A virulência verbal de Lacerda dirigiu-se a novo alvo: impedir a posse da Juscelino. Tramas e tramoias das vivandeiras de quartel em frenesi com a possibilidade dos militares não permitirem a posse, em 31 de janeiro de 56, do eleito. Aí alguém lembrou: e o Lott, o que pensa disso? Lott disse não e, mais que isso, movimentou o Exército para, confrontando boa parte da Marinha e Força Aérea, assegurar o cumprimento da Constituição Federal, com a posse de Juscelino na data aprazada em lei. Para isso, derrubou dois presidentes: Café Filho e Carlos Luz, atores da tentativa de obstar a confirmação da vitória eleitoral de JK e o presidente de Senado, Nereu Ramos, assumiu a Presidência da República para dar posse ao eleito. Na firmeza da decisão, Lott mandou os fortes da Guanabara alvejarem o Cruzador Tamandaré que zarpava em direção a Santos levando a fina flor dos golpistas, dentre eles Carlos Luz, que pretendiam invalidar a eleição presidencial. Os artilheiros não sabiam operar os canhões e a "República do Tamandaré" saiu ilesa, mas politicamente derrotada.

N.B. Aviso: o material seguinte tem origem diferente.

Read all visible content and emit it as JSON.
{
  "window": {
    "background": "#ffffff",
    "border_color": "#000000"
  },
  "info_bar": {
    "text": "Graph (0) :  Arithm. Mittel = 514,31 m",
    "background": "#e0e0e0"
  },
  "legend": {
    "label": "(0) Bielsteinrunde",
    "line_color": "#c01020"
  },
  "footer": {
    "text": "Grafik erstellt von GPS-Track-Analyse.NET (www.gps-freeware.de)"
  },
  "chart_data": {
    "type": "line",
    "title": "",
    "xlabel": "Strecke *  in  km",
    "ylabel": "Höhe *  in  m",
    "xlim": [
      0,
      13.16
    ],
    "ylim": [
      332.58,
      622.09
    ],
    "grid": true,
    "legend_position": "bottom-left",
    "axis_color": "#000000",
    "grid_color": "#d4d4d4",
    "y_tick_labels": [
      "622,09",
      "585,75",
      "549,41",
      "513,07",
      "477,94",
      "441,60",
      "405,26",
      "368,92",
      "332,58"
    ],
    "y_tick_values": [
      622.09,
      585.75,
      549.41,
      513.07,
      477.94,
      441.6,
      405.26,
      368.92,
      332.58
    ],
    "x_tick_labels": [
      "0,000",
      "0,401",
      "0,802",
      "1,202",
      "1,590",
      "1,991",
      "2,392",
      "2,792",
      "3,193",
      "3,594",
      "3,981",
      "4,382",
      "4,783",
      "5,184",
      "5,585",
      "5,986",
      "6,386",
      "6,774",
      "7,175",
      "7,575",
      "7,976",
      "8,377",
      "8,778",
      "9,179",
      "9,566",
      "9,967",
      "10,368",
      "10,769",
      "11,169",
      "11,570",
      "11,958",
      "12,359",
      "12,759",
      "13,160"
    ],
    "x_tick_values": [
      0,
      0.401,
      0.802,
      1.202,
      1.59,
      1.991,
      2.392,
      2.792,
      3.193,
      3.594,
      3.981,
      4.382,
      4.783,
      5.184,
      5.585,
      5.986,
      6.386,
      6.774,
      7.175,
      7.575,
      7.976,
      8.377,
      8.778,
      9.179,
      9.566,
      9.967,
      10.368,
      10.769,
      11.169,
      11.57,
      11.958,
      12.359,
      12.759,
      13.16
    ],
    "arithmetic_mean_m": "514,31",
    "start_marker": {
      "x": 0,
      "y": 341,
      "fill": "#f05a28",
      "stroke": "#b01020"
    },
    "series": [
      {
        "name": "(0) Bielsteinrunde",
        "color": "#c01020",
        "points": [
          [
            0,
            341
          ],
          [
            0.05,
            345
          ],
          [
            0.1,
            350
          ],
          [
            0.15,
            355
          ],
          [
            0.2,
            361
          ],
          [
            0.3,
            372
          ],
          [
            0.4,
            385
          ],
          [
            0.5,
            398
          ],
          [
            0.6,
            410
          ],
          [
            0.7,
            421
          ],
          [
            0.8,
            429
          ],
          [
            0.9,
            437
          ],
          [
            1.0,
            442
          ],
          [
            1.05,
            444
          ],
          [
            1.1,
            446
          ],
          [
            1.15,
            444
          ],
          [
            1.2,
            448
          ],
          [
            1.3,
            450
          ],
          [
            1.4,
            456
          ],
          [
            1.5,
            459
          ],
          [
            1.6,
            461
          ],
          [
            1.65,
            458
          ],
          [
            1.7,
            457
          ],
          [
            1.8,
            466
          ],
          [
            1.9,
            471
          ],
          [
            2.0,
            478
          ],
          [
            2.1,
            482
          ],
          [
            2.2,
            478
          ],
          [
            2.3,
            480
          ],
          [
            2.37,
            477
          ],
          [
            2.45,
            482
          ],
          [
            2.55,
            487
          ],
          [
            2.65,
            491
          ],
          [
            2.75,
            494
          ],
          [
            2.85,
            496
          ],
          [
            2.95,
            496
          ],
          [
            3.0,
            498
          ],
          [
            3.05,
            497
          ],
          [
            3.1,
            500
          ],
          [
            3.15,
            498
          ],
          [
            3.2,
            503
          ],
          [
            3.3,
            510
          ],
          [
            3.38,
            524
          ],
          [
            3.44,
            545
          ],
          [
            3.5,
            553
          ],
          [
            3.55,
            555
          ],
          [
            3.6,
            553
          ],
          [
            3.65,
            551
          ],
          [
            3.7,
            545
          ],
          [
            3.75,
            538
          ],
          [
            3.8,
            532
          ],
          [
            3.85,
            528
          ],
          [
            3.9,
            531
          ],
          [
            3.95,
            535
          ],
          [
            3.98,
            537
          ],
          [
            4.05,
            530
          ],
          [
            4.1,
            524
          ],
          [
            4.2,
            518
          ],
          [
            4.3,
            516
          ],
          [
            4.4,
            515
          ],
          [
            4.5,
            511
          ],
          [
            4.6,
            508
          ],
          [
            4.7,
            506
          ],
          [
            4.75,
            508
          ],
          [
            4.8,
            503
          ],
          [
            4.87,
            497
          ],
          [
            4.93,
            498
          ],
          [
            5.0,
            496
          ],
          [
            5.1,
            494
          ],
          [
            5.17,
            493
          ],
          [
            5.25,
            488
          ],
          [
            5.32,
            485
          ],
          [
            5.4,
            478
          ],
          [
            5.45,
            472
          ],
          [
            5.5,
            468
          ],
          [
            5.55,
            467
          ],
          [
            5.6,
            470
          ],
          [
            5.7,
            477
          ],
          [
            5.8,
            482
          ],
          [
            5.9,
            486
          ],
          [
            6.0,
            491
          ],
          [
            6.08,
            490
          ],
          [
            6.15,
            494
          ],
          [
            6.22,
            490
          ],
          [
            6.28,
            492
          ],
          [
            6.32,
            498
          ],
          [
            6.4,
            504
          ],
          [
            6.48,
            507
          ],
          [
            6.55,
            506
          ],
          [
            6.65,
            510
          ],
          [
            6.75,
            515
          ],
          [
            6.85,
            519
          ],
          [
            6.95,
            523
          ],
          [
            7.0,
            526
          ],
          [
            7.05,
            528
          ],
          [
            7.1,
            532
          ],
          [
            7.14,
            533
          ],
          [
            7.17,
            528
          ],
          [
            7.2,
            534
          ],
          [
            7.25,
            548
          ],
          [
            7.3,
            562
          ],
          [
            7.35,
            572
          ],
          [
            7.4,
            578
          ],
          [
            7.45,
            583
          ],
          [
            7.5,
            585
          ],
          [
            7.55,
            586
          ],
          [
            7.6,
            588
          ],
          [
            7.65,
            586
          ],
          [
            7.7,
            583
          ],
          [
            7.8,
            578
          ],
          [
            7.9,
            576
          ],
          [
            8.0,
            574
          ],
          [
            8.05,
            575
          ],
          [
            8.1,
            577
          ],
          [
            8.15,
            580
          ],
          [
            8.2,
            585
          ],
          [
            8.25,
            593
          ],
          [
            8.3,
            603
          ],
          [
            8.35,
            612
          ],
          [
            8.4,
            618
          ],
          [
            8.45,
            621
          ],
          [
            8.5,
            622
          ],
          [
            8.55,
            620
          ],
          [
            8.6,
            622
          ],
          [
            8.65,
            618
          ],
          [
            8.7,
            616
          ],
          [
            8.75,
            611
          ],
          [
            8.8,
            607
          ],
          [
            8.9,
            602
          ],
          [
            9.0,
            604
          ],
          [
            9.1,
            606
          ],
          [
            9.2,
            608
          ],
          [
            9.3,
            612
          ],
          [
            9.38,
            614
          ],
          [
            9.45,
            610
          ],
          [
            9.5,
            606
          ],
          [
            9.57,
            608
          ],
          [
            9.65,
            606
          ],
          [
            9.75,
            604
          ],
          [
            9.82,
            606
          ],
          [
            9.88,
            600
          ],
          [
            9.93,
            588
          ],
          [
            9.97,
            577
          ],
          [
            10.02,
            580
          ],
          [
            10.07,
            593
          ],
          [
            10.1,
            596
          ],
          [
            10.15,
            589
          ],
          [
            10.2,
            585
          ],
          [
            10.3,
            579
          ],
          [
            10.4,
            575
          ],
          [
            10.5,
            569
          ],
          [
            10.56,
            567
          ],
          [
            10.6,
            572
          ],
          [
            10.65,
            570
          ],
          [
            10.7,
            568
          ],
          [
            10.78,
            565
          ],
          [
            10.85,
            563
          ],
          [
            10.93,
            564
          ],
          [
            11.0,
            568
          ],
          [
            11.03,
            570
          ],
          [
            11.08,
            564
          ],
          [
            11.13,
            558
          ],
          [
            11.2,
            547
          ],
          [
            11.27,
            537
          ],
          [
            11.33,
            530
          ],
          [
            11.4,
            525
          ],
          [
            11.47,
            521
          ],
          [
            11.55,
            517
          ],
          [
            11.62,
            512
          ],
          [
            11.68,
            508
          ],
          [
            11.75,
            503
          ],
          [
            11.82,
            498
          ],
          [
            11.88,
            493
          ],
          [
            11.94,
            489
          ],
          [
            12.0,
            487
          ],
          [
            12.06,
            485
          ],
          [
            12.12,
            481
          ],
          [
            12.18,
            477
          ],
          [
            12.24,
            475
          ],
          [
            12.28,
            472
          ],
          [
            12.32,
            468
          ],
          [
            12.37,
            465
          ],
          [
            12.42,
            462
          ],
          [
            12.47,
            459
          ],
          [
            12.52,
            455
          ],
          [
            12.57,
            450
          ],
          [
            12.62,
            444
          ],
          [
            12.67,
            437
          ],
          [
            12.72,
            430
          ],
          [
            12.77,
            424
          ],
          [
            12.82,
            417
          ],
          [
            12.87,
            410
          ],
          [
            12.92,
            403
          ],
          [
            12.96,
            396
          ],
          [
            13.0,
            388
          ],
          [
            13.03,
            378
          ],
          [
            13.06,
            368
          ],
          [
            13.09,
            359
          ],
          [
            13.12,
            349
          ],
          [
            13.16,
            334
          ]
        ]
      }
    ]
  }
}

Empossado, Juscelino governou de modo a fazer a transição entre o Brasil rural e o industrial. Lott, em 1959, foi candidato a presidente pelo partido de JK, em aliança com o PTB. Ulisses Guimarães e Tancredo Neves, já figuras de proa do PSD, o apoiaram integralmente. Contudo, sem apoio explícito de Juscelino, perdeu a eleição para Jânio Quadros e vaticinou que a figura estrambótica renunciaria ao governo, como já fizera em manobras políticas pretéritas, numa das quais deixou Bento Munhoz da Rocha Neto ao léu. Jânio, como previsto, renunciou e a posse de João Goulart, vice-presidente, ameaçada pelas mesmas figuras que no final de 1955 queriam obstar a de JK, foi novamente garantida por Lott, que da reserva orientou a formação da rede da legalidade capitaneada por Brizola.

Lott, quando candidato a presidente, afirmou a necessidade de investir fortemente na escola pública para garantir o acesso a todos os brasileiros; defendeu as riquezas minerais do Brasil ante a cobiça estrangeira, reiterando a importância do controle nacional sobre a lavra e a transformação dos minérios em bens elaborados, para que déssemos salto de qualidade nas exportações. Era nacionalista e não-comunista convicto. Seu patrimônio material, inventariado em 1984, ano de sua morte, se resumia a apartamento no Rio e chácara em Teresópolis. Não tinha negócios, nem consultorias empresariais.

A breve lembrança da honestidade e ideário de Lott, soldado da legalidade, com senso de responsabilidade pela democracia, é reconhecimento de que biografias dessa grandeza são escassas e muito preciosas para a construção da nacionalidade.